Now if Cousins does ascend toward the top ten in DVOA, then we’re talking about a team with real potential. As currently constructed, the Vikings have an argument to be the most complete defense, man-for-man, in the league. We have three straight years of them being in the top ten in DVOA; only they and the Ravens can lay claim to that.

Bryan: That is a bold claim, and I like it. I’d at least have them at the top of the NFC — sorry, Bears fans — and Mike Zimmer is exceptional at keeping his defenses ticking, despite losing Sheldon Richardson and Andrew Sendejo, etc.

Andrew: The Vikings were also roughly average by adjusted games lost and turnover rate, which are two of our regression indicators. They did have a very high adjusted sack rate in 2018, but were average in 2017 and still posted a superior defensive DVOA. There’s a lot to like here.

However, there was a lot to like last year too, and 8-7-1 didn’t cut it.

Bryan: I really do think it comes down to the offensive line. Sacks might be a quarterback stat, but pressures are on the line, and no team in the league blew more blocks last season than Minnesota’s 141. (Denver was second with 110.) They couldn’t pass-block; they couldn’t run-block; they got dominated in power situations. If they can bounce back towards even belo- average, I think the Vikings can win the division.

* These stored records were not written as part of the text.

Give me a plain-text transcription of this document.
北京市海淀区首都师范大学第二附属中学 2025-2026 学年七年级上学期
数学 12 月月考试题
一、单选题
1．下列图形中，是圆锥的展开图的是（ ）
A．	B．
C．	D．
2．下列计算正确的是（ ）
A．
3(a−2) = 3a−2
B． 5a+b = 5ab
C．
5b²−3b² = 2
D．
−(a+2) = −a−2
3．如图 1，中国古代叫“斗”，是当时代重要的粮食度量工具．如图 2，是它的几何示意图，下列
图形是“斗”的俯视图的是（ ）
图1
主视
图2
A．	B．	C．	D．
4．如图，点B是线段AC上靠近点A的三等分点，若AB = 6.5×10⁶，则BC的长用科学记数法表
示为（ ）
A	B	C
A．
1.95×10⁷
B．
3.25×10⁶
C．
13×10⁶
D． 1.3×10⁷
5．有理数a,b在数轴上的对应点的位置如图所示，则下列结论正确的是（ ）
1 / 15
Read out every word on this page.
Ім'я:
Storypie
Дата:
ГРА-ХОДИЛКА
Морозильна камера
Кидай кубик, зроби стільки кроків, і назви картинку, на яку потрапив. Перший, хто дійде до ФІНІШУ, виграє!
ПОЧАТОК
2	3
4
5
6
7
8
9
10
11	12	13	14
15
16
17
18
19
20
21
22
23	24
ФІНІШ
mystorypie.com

I don’t think they’ll bounce back. I’m taking the under.

Andrew: Nine makes this a tough line. As you frequently note, it’s asking whether I think 8-8 or 10-6 is more likely. The answer is “no, I think 9-7 is more likely.”

Bryan: Whole-number lines are terrible and should have been banned in the Treaty of Versailles.

Andrew: My general approach to this division this year is to give each team 3-3 against each other and try to find the rest of the wins elsewhere. Based on that, I have 8-8 as the rough floor for Minnesota — they have a lot of winnable home games. The trouble is that 10-6 is the rough ceiling, as they have a lot of losable road games. Minnesota is the closest to a complete team in this division, and has the talent to claw out a couple of extra wins from the toughest games on their schedule. I have zero conviction about this whatsoever — I expect it’s the most dart-throw pick I’m going to make in this entire series — but I’ll talk myself into the over for the third time in the division.

Bryan: One of us is going to be very wrong with the general direction this division is heading in; I wouldn’t be surprised if the division winner had at least seven losses.

Andrew: Neither would I, but every line but one is drawn at exactly that 9-7 mark. I can easily see three 9-7 teams here, or a couple at 9-7 and an 8-8. I don’t, however, think 8-8 will be enough to take the division; there are too many games against the Raiders and Giants and Washingtonians and, well, each other for that. I’ll be glad to see the back of this division, for sure.

Next week should be much easier to predict, as we head to the (checks notes) South … ah dangit.

Bryan: What, not excited to think about the Jaguars and Buccaneers of the world? Florida football is fantastic, right?

Andrew: We get to talk Andrew Luck mystery injuries, Cam Newton’s shoulder, and whether the Saints can recover from a crazy playoff exit. It’s the land that time forgot!